People can find a hundred ways to say the same thing, which poses a challenge to robots that are expected to keep up their end of conversations. A Disney Research team’s solution is to devise an automated method of crowdsourcing multiple lines of dialogue. After all, “hello” is a perfectly fine greeting, but not every time you see someone.
The team developed a persistent interactive personality, or PIP, that can translate high-level goals and variables into simple narratives, effectively summarizing situations it will find itself in. PIP then autonomously presents the descriptions to crowd workers to elicit appropriate speech for the context. These workers are each tasked with writing a single line of character dialogue, or describing a non-verbal behavior associated with a line of dialogue. Other crowd workers then evaluate the lines, suggesting which ones should be discarded as nonsense and scoring the ones judged acceptable.
The method can quickly generate a wide variety of expressions that are meaningful in the particular situations the robot will find itself in, said Jill Fain Lehman, senior research scientist at Disney Research, and provides a way of incrementally and continually updating the robot’s dialogue.
The researchers will present the method at the International Conference on Multimodal Interaction Nov. 12-16 in Tokyo.
For instance, if a robot named Martin is running a trivia contest, such a narrative might say, “The player has answered most of the questions right so far. This time, the player answers wrong. Martin says…” Possible answers could be: “Sorry, you broke your streak” or “Nice try, but that’s incorrect” or “You’re still doing pretty well overall.”
Some crowd workers are tasked with judging if the answer makes sense and scoring it for quality. Still other crowd workers may be asked to suggest which words in a reply should be emphasized, or if the robot should display an expression of surprise, sadness, or other emotion.
Lehman calls this method “semi-situated learning,” because even though the elicited lines are context-specific, the robot’s state at the time the line is uttered may include more information than the narrative expressed. Nevertheless, the language behavior tends to be meaningful in the moment.
In a case study of the trivia contest example that used crowd workers from Amazon Mechanical Turk, PIP elicited 680 crowd-sourced lines of language behavior. A total of 48 were eliminated either by other crowd workers or by PIP on the basis of average score. Combined with 84 sentences created by the researchers to provide game instructions and error-handling behaviors, the result was 716 lines of dialogue.

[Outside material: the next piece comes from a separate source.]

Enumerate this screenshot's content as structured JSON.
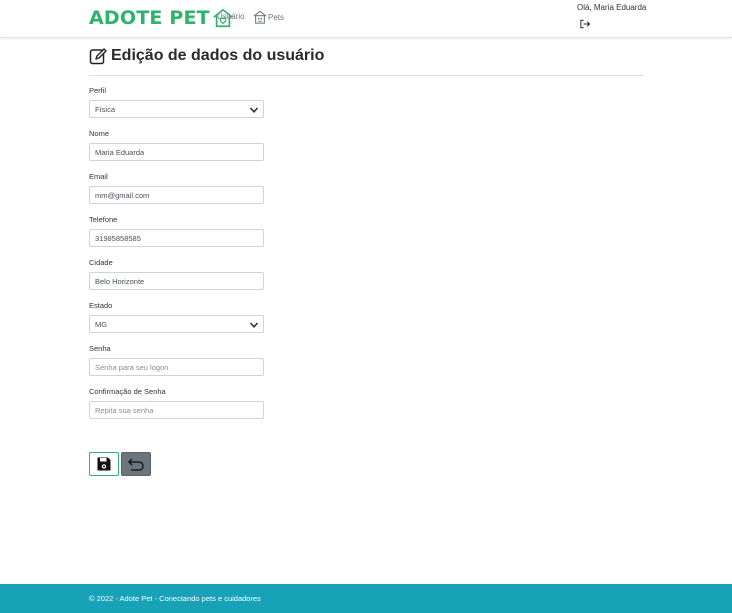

The different variations of dialogue were then programmed into a robot quizmaster who was stationed in an office environment and at two public events. Players at the public events heard almost unique language each time they played, but the office workers were much more likely to play the game many times and were more likely to hear the same lines repeated. Despite some office players competing more than 30 times, no one ever heard exactly the same dialogue twice.
“We didn’t expect people to like the quiz game quite so much,” Lehman said. “PIP can notice if language with a particular user is getting repetitive; if we had let PIP use this feature, it would have updated its own dialogue model in response.”
Ultimately, she added, plans are to use PIP to support a much broader set of interactions than the trivia game.
Combining creativity and innovation, this research continues Disney’s rich legacy of inventing new ways to tell great stories and leveraging technology required to build the future of entertainment.